Budget avoids teacher layoffs
Agreement comes as California sees troubling signs in coronavirus hospitalizations
As California struggles to manage the impact of the growing coronavirus pandemic, Gov. Gavin Newsom on Monday announced a state budget deal that avoids deep education cuts to close a cavernous deficit created by the crisis.
Newsom offered few details in the deal hashed out with legislative leaders late Sunday, but he stressed that the most feared cuts to public schools that he’d called for to help close a $54.3 billion shortfall will be averted.
“We have provisions against teacher layoffs,” Newsom said Monday. “That is good news, that was foundational, something we all cared deeply about. There was concern and anxiety about layoffs and pink slips and that was substantially addressed.”
The budget news came as the toll of reopening more of the state’s economy is beginning to show in troubling signs of new infections and hospital stays. Over the past two weeks, the number of COVID-19 patients hospitalized rose by 16% and those in intensive care unit beds grew by 11%, Newsom said. The rate of COVID-19 tests returning positive results saw a slight uptick within the last week — from 4.5% to 4.8%.

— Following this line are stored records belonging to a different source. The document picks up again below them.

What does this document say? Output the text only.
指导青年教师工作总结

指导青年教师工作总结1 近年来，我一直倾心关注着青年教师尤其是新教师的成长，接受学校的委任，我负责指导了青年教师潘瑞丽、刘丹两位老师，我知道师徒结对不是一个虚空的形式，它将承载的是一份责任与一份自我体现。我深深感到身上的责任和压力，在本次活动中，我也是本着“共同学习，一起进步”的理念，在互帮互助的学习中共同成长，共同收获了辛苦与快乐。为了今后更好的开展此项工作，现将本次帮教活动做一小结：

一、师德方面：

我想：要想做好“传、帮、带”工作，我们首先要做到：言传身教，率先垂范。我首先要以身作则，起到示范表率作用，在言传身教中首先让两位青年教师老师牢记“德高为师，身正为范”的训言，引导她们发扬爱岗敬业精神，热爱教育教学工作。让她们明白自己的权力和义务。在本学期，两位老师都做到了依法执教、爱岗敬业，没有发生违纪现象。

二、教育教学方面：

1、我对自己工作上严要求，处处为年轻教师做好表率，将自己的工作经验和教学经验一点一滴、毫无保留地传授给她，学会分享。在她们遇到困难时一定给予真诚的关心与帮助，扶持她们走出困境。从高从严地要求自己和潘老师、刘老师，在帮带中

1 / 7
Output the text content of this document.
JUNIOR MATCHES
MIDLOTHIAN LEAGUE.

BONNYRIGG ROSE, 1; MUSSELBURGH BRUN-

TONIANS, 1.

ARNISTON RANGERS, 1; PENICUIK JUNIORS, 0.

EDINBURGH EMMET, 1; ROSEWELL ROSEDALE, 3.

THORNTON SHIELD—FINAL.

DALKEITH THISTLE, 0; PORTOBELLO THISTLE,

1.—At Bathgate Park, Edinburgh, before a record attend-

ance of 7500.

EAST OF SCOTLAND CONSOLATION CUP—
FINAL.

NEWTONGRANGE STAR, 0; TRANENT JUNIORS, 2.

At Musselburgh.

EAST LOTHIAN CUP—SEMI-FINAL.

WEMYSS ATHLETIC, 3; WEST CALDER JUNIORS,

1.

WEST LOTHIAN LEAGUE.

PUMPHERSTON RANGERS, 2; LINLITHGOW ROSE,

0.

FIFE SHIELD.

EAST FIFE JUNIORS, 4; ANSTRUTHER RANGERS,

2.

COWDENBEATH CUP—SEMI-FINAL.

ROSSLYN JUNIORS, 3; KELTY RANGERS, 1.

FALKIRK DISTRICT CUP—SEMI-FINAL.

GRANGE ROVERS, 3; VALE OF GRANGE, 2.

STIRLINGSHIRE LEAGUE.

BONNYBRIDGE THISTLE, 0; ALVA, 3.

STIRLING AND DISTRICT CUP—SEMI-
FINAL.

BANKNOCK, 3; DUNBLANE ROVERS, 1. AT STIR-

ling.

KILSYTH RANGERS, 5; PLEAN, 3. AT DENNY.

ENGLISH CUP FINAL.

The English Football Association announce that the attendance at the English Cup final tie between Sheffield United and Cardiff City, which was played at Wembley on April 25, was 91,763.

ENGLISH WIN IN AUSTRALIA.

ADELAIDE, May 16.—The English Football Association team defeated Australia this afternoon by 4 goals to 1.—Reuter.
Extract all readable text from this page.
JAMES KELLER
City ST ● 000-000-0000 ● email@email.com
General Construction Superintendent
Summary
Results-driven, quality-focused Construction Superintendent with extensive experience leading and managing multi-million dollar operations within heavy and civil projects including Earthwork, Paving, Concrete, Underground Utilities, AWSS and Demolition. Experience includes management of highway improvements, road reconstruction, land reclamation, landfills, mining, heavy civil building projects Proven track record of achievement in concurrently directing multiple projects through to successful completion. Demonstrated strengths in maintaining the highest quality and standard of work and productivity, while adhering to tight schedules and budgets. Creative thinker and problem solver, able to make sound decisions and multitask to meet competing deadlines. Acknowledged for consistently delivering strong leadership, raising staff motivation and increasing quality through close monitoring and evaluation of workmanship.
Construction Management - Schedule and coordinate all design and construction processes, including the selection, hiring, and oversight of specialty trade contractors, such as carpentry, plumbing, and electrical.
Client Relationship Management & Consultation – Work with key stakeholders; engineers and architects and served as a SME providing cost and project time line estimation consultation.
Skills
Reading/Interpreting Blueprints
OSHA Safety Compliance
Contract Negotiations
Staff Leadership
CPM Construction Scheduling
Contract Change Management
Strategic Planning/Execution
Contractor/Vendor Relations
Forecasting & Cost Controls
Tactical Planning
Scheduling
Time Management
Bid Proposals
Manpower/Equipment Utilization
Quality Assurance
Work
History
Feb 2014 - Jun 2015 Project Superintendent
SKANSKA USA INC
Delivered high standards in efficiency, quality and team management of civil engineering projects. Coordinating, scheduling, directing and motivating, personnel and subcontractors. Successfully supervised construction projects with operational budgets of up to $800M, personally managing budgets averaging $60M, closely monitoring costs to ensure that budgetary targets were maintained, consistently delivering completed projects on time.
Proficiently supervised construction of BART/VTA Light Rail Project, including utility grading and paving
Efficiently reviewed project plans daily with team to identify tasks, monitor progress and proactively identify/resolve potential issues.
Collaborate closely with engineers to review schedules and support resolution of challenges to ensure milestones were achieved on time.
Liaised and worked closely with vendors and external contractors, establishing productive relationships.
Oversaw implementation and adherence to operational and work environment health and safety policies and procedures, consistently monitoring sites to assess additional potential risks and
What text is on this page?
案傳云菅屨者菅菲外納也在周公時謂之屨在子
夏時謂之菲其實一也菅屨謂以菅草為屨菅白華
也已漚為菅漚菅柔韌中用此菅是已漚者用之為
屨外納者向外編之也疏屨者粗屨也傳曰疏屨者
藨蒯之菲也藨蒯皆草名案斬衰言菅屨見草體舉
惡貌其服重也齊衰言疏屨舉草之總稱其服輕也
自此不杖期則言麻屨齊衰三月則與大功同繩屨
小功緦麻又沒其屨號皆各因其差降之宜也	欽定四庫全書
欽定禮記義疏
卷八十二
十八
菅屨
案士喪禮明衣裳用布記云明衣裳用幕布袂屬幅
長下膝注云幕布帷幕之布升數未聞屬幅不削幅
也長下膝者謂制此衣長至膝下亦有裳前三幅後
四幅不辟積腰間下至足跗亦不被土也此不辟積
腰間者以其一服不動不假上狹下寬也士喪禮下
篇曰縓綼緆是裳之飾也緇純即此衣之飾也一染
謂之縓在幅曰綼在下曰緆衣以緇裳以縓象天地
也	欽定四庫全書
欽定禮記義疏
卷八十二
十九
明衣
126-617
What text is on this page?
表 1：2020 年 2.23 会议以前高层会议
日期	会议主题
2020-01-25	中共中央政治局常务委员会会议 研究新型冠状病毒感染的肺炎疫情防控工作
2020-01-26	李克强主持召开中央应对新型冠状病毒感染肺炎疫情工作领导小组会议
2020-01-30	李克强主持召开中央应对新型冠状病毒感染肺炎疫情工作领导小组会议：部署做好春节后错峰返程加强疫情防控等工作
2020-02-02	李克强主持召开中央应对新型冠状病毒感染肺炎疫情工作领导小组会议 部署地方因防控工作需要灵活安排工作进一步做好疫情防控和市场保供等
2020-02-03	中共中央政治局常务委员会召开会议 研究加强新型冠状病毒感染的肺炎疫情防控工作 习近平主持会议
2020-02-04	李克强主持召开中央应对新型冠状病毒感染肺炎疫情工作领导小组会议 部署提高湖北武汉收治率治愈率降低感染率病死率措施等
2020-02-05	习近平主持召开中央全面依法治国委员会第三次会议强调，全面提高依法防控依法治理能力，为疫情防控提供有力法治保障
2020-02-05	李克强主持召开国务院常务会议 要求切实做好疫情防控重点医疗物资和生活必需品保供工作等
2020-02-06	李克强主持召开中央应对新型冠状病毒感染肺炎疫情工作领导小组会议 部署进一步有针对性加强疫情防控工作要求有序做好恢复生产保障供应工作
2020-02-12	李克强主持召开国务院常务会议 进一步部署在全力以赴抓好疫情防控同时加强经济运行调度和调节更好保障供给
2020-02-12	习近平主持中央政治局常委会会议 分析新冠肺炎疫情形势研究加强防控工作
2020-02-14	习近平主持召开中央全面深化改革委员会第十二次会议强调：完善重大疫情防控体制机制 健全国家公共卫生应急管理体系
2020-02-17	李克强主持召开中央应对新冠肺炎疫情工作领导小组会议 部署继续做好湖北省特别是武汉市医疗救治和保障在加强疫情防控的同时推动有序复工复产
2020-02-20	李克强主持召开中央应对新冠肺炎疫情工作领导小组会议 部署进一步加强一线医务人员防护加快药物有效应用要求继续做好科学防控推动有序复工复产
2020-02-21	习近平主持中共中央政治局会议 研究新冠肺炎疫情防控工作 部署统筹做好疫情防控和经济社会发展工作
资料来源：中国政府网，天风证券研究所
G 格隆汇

“Those that would suggest we’re out of the woods, those that suggest that somehow (COVID-19) would disappear, these numbers tell a very, very different and sobering story,” Newsom said.
The coronavirus has killed more than 5,500 Californians and the shutdowns have put millions out of work, leaving state officials juggling the historic crisis on many fronts. Newsom last month was forced to rip up and remake the rosy budget he’d proposed in January, when the state was riding a national economic surge with a surplus of more than $6 billion as his and other states locked down schools and businesses to slow the spread of COVID-19.
The single biggest step Newsom had proposed toward closing the budget gap — $14 billion worth — was to come from cuts to K-12 schools and colleges and to state employee compensation that would be “triggered” unless the federal government doesn’t provide additional
aid beyond the $2 trillion stimulus in March.
But legislative leaders, teacher unions and school districts pushed back against assuming cuts to education. They argued teacher cuts would undermine schools’ efforts to reduce class size and provide social distancing to reduce the spread of COVID-19 when classes resume. Lawmakers proposed an alternative that would assume a federal rescue package will come and if it doesn’t, to deal with that problem then.
California Community Colleges Chancellor Eloy Ortiz Oakley said in a statement Monday that “through tough choices, a prudent agreement has been reached that prioritizes the continuity of education for the most diverse and most economically disadvantaged students in all of higher education.”
Meanwhile, the state is continuing to see troubling signs with the coronavirus, as it continues to reopen. This week, California hit its highest-ever seven-day average of new cases.
As of Monday, the state had confirmed more than 183,000 cases of COVID-19 — about a third of which were confirmed within the past two weeks, according to data compiled by this news organization.
The California Office of Emergency Services is working closely with 11 of the state’s 58 counties that are showing some alarming data trends — Fresno, Imperial, Kern, Kings, Los Angeles, Riverside, San Bernadino, San Joaquin, Santa Barbara, Stanislaus and Tulare.
Of particular note, an uptick in positive cases in Riverside and San Bernardino counties has been linked to community transmission and increased gatherings rather than congregate settings, such as state prisons and nursing homes, according to Mark Ghaly, secretary of California Health and Human Services. Both counties were among those that rescinded mandatory mask orders before Newsom imposed a statewide mandate last week.
While the Bay Area has taken a more cautious approach to reopening, San Francisco officials announced a plan Monday to reopen outdoor bars, hair salons and a number of other businesses at a faster pace than the state — the second county in the Bay Area to seek approval from the state to further relax its coronavirus restrictions. San Mateo County on Thursday allowed hair and nail salons, barbershops, gyms and restaurants to invite customers back inside.
“We know a lot of businesses and residents are struggling financially, and this next step will help get more San Franciscans back to work while still balancing safety,” San Francisco Mayor London Breed said.
Despite a rise in hospitalizations and positive cases, Newsom said that the state is “in a position to absorb even greater impacts.” About three-quarters of the state’s intensive care unit beds are still available, as are tens of thousands of hospital beds, according to state data.
Newsom said that if the state sees “persistent problems” in certain areas, officials may “pull back a little bit” in terms of reopening. But unlike the sweeping statewide stay-at-home order he issued in mid-March, the governor said Monday that any decisions on putting restrictions back in place to slow the spread of the virus would be handled on a county-by-county basis moving forward.
“I want you to know we’re managing this,” Newsom said, “we’re focusing in a very deliberative way on addressing not only the mitigation but the reopening of the economy in which people are mixing.”